Another thing is sometimes ownership info needs to be reset too, you can do that with the following command.

takeown /R /F *

Hopefully that helps out.

Allowing DirectAccess to other internal Subnets or VLANs in your Network

If you’ve got DirectAccess running in your environment for remote access you’ll know how great and seamless it is for your end users. For businesses with large segmented internal networks we need to make sure that your external users can access all of the internal resources they need.
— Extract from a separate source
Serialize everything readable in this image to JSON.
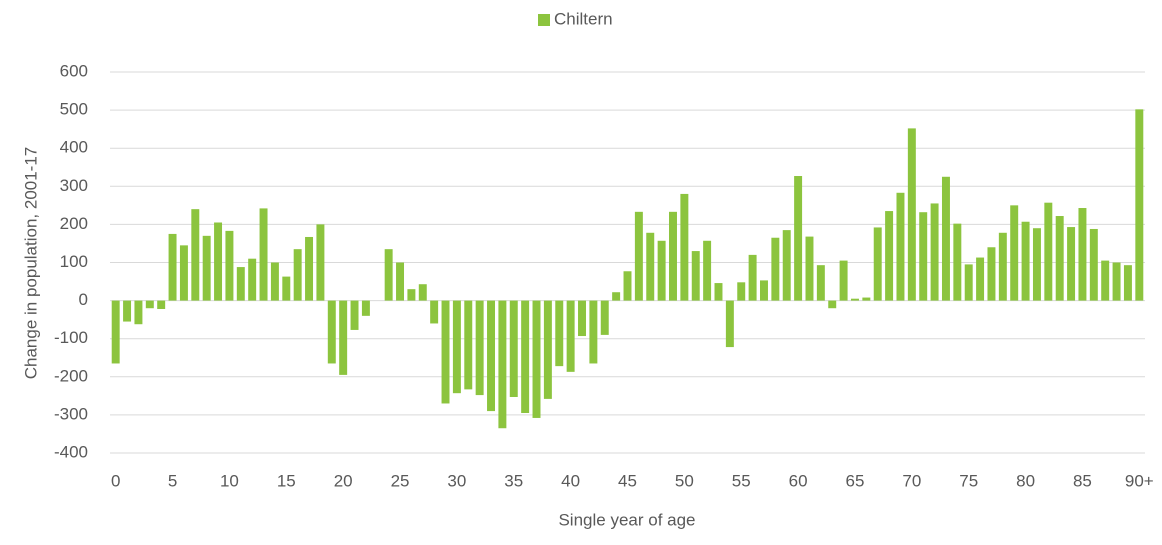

For this to happen we need to add static routes to our DirectAccess servers so that remote users can access these other networks.  Your DirectAccess server should have two NICs with one being the external and the other for your LAN, we add these static routes onto the LAN (as the Gateway has been defined on the External NIC only). We can issue the following PowerShell command to add a static route to an interface.

New-NetRoute -InterfaceAlias -DestinationPrefix -NextHop
an example is as follows
New-NetRoute -InterfaceAlias LAN -DestinationPrefix 10.1.10.0/24 -NextHop 10.1.1.1

This would allow any of our DirectAccess clients to access the 10.1.10.0/24 network even though our default internal network would be 10.1.1.0/24.

If need be you can use Remove-NetRoute to remove these static routes in future.